A total of 49 patients (30/49, 61% women; mean age 33.41, SD 12.79 years) were included in this study. Across all patients, the interview-based diagnoses matched ADA's first condition suggestion in 51% (25/49; 95% CI 37.5-64.4) of cases and 1 of the first 5 condition suggestions in 69% (34/49; 95% CI 55.4-80.6) of cases. Within the main disorder categories, the accuracy of ADA's first condition suggestion was 0.82 for somatoform and associated disorders, 0.65 for affective disorders, and 0.53 for anxiety disorders. Interrater reliabilities ranged from low (AC1=0.15 for anxiety disorders) to good (AC1=0.76 for somatoform and associated disorders). The usability of ADA was rated as high in the System Usability Scale (mean 81.51, SD 11.82, score range 0-100). Approximately 71% (35/49) of participants would have preferred a face-to-face over an app-based diagnostic.
Overall, our findings suggest that a widely available symptom checker used in the formal diagnosis of mental disorders could provide clinicians with a list of condition suggestions with moderate-to-good accuracy. However, diagnostic performance was heterogeneous between disorder categories and included low interrater reliability. Although symptom checkers have some potential to complement the diagnostic process as a screening tool, the diagnostic performance should be tested in larger samples and in comparison with further diagnostic instruments.
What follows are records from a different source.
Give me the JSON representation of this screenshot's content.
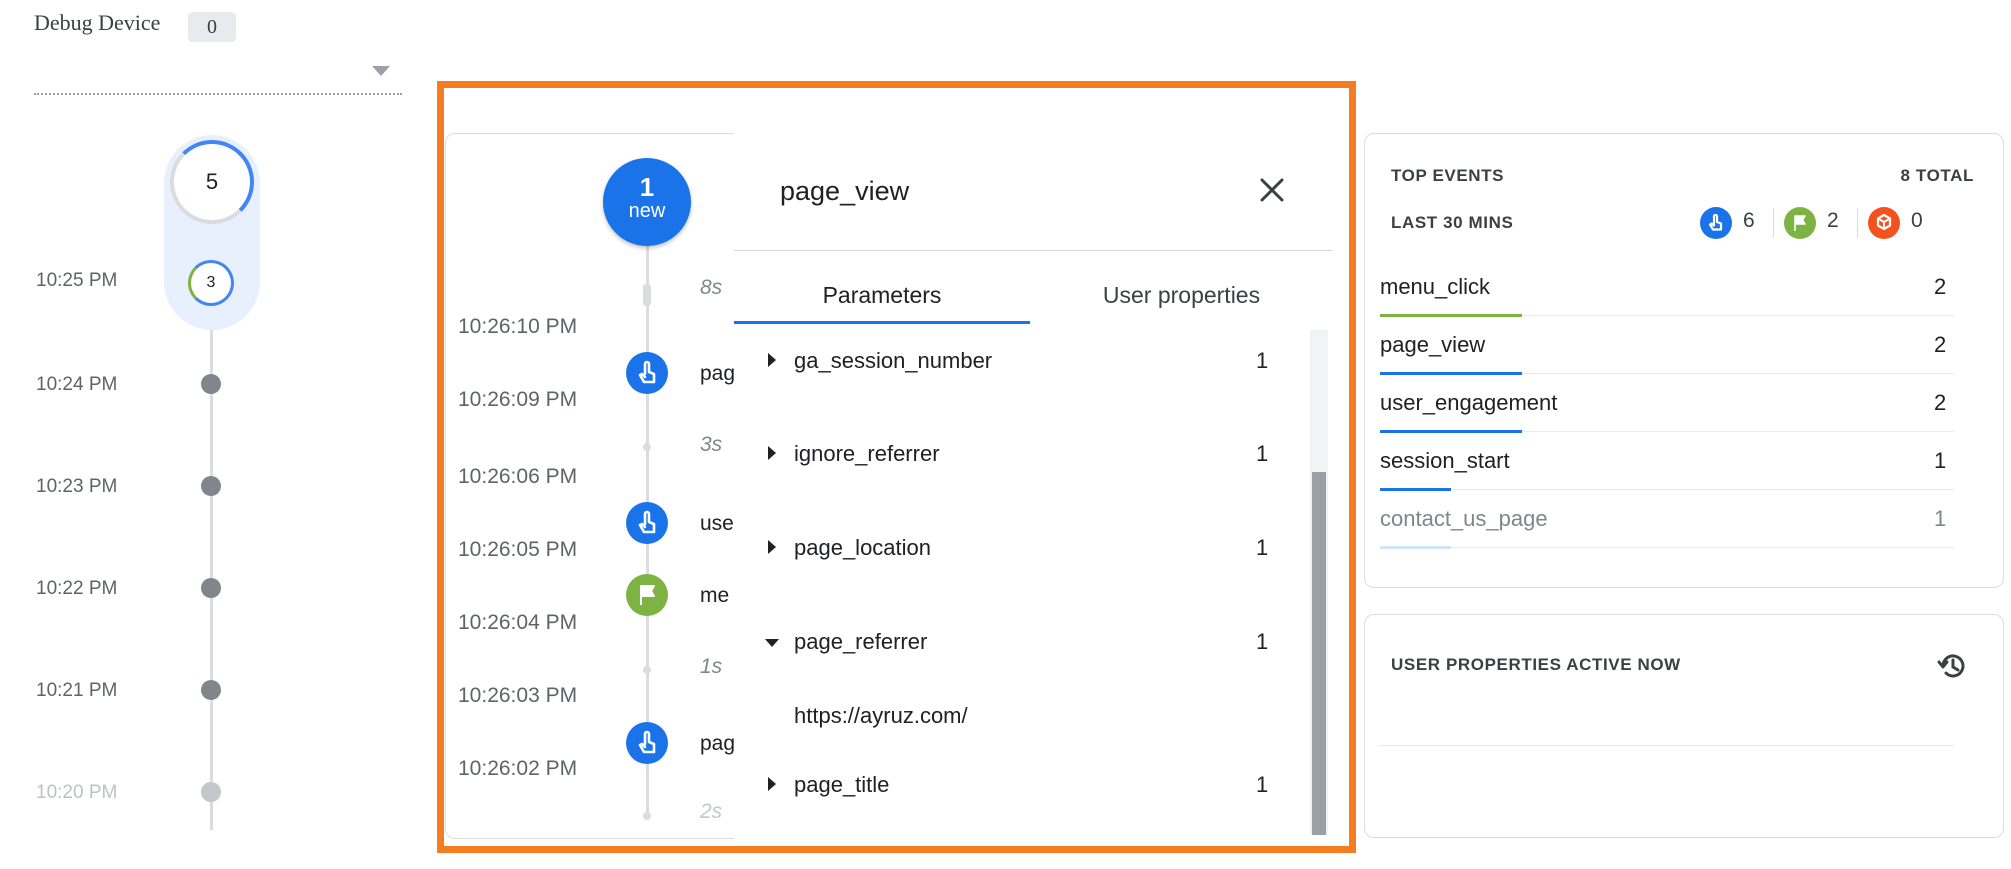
{
  "debug_device": {
    "label": "Debug Device",
    "count": "0"
  },
  "minutes": {
    "counter": "5",
    "current_count": "3",
    "times": [
      "10:25 PM",
      "10:24 PM",
      "10:23 PM",
      "10:22 PM",
      "10:21 PM",
      "10:20 PM"
    ]
  },
  "seconds": {
    "new_count": "1",
    "new_label": "new",
    "times": [
      "10:26:10 PM",
      "10:26:09 PM",
      "10:26:06 PM",
      "10:26:05 PM",
      "10:26:04 PM",
      "10:26:03 PM",
      "10:26:02 PM"
    ],
    "gaps": [
      "8s",
      "3s",
      "1s",
      "2s"
    ],
    "events": [
      {
        "label": "pag",
        "icon": "touch-icon",
        "color": "#1a73e8"
      },
      {
        "label": "use",
        "icon": "touch-icon",
        "color": "#1a73e8"
      },
      {
        "label": "me",
        "icon": "flag-icon",
        "color": "#7cb342"
      },
      {
        "label": "pag",
        "icon": "touch-icon",
        "color": "#1a73e8"
      }
    ]
  },
  "detail": {
    "title": "page_view",
    "tabs": {
      "parameters": "Parameters",
      "user_properties": "User properties"
    },
    "params": [
      {
        "name": "ga_session_number",
        "count": "1",
        "expanded": false
      },
      {
        "name": "ignore_referrer",
        "count": "1",
        "expanded": false
      },
      {
        "name": "page_location",
        "count": "1",
        "expanded": false
      },
      {
        "name": "page_referrer",
        "count": "1",
        "expanded": true
      },
      {
        "name": "page_title",
        "count": "1",
        "expanded": false
      }
    ],
    "expanded_value": "https://ayruz.com/"
  },
  "top_events": {
    "heading": "TOP EVENTS",
    "total": "8 TOTAL",
    "period": "LAST 30 MINS",
    "legend": [
      {
        "icon": "touch-icon",
        "count": "6",
        "color": "#1a73e8"
      },
      {
        "icon": "flag-icon",
        "count": "2",
        "color": "#7cb342"
      },
      {
        "icon": "error-icon",
        "count": "0",
        "color": "#f4511e"
      }
    ],
    "events": [
      {
        "name": "menu_click",
        "count": "2",
        "bar_color": "#7cb342",
        "share": 1.0
      },
      {
        "name": "page_view",
        "count": "2",
        "bar_color": "#1a73e8",
        "share": 1.0
      },
      {
        "name": "user_engagement",
        "count": "2",
        "bar_color": "#1a73e8",
        "share": 1.0
      },
      {
        "name": "session_start",
        "count": "1",
        "bar_color": "#1a73e8",
        "share": 0.5
      },
      {
        "name": "contact_us_page",
        "count": "1",
        "bar_color": "#d2e3fc",
        "share": 0.5
      }
    ]
  },
  "user_properties": {
    "heading": "USER PROPERTIES ACTIVE NOW"
  }
}
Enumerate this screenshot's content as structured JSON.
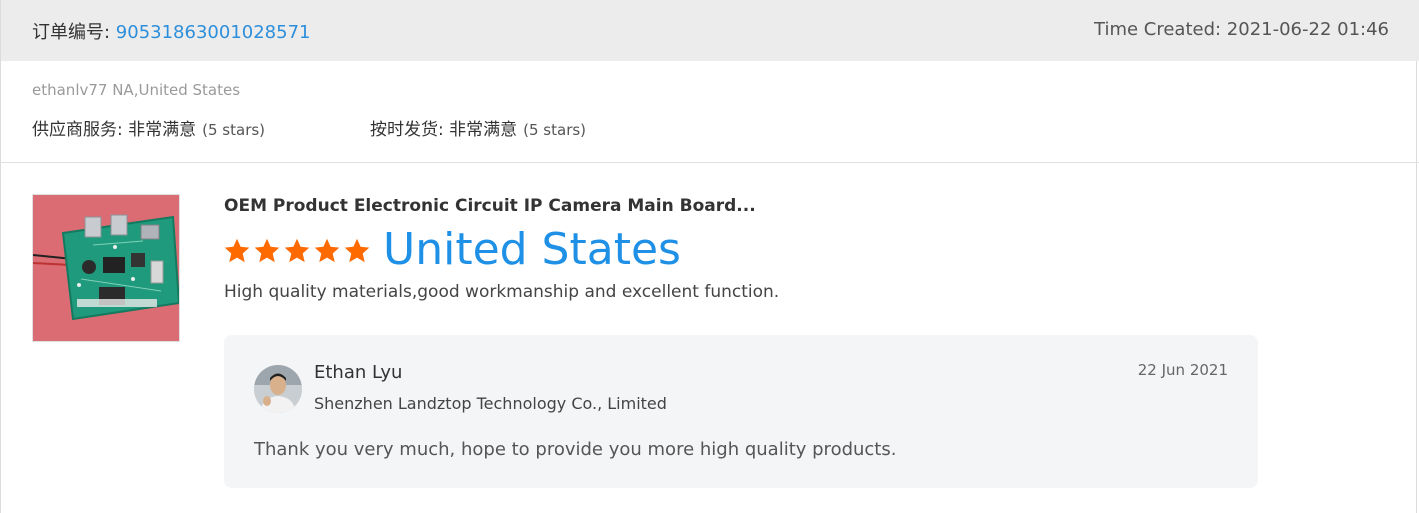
{
  "header": {
    "order_label": "订单编号: ",
    "order_number": "90531863001028571",
    "time_created": "Time Created: 2021-06-22 01:46"
  },
  "buyer": {
    "name": "ethanlv77 NA,United States",
    "supplier_service": {
      "label": "供应商服务: 非常满意",
      "stars_note": "(5 stars)"
    },
    "on_time_shipping": {
      "label": "按时发货: 非常满意",
      "stars_note": "(5 stars)"
    }
  },
  "review": {
    "product_title": "OEM Product Electronic Circuit IP Camera Main Board...",
    "rating": 5,
    "star_color": "#ff6a00",
    "country": "United States",
    "text": "High quality materials,good workmanship and excellent function."
  },
  "reply": {
    "seller_name": "Ethan Lyu",
    "company": "Shenzhen Landztop Technology Co., Limited",
    "date": "22 Jun 2021",
    "text": "Thank you very much, hope to provide you more high quality products."
  },
  "icons": {
    "star": "star-icon",
    "avatar": "avatar-photo",
    "product": "product-thumbnail"
  }
}
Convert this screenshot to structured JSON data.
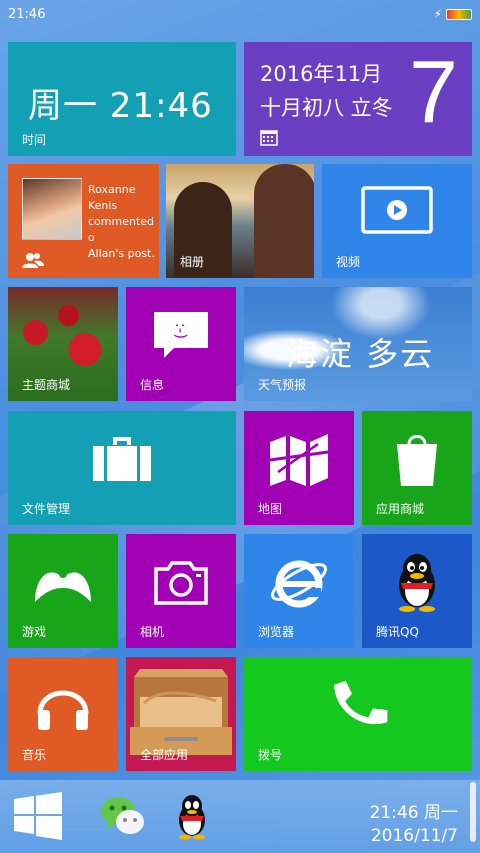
{
  "status": {
    "time": "21:46"
  },
  "tiles": {
    "clock": {
      "time": "周一  21:46",
      "label": "时间"
    },
    "calendar": {
      "line1": "2016年11月",
      "line2": "十月初八 立冬",
      "day": "7"
    },
    "people": {
      "text_line1": "Roxanne Kenis",
      "text_line2": "commented o",
      "text_line3": "Allan's post."
    },
    "photos": {
      "label": "相册"
    },
    "video": {
      "label": "视频"
    },
    "theme": {
      "label": "主题商城"
    },
    "messages": {
      "label": "信息"
    },
    "weather": {
      "text": "海淀  多云",
      "label": "天气预报"
    },
    "files": {
      "label": "文件管理"
    },
    "maps": {
      "label": "地图"
    },
    "store": {
      "label": "应用商城"
    },
    "games": {
      "label": "游戏"
    },
    "camera": {
      "label": "相机"
    },
    "browser": {
      "label": "浏览器"
    },
    "qq": {
      "label": "腾讯QQ"
    },
    "music": {
      "label": "音乐"
    },
    "all_apps": {
      "label": "全部应用"
    },
    "dialer": {
      "label": "拨号"
    }
  },
  "taskbar": {
    "time": "21:46 周一",
    "date": "2016/11/7",
    "icons": [
      "windows-start-icon",
      "wechat-icon",
      "qq-icon"
    ]
  },
  "colors": {
    "teal": "#14a0b4",
    "purple": "#6b3fc2",
    "orange": "#e05a25",
    "blue": "#2f86e8",
    "magenta": "#a100b4",
    "green": "#19a51a",
    "dark_blue": "#1d58c8",
    "bright_green": "#14c81e"
  }
}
数字技术已成为寻求健康相关信息的常见起点。基于网络或应用程序的症状检查器旨在提供快速准确的病情建议和分诊建议,但在常规医疗环境中尚未针对精神障碍进行研究。
本研究旨在测试一种广泛使用的症状检查器在精神障碍正式诊断背景下的诊断性能,并与基于结构化临床访谈的治疗师诊断进行比较。
来自门诊心理治疗诊所的成年患者在就诊时使用基于应用程序的症状检查器Ada - 检查您的健康状况(ADA;Ada Health GmbH)。准确性评估为ADA的前5个病情建议中的第1个建议与至少一个基于访谈的治疗师诊断的一致性。此外,还计算了3种最常见疾病类别的敏感性、特异性和评分者间信度(Gwet一阶一致性系数[AC1])。评估了自我报告的可用性(使用系统可用性量表进行评估)和对ADA的接受度(使用改编的反馈问卷进行评估)。
本研究共纳入49例患者(30/49,61%为女性;平均年龄33.41岁,标准差12.79岁)。在所有患者中,基于访谈的诊断与ADA的第一个病情建议在51%(25/49;95%置信区间37.5 - 64.4)的病例中匹配,与前5个病情建议中的1个在69%(34/49;95%置信区间55.4 - 80.6)的病例中匹配。在主要疾病类别中,ADA第一个病情建议的准确性在躯体形式及相关障碍中为0.82,在情感障碍中为0.65,在焦虑障碍中为0.53。评分者间信度从低(焦虑障碍的AC1 = 0.15)到高(躯体形式及相关障碍的AC1 = 0.76)不等。ADA的可用性在系统可用性量表中被评为高(平均81.51,标准差11.82,评分范围0 - 100)。约71%(35/49)的参与者更喜欢面对面诊断而非基于应用程序的诊断。
总体而言,我们的研究结果表明,在精神障碍正式诊断中使用的一种广泛可用的症状检查器可以为临床医生提供准确性中等至良好的病情建议列表。然而,不同疾病类别之间的诊断性能存在差异,且评分者间信度较低。尽管症状检查器作为一种筛查工具在补充诊断过程方面有一定潜力,但应在更大样本中并与更多诊断工具进行比较来测试其诊断性能。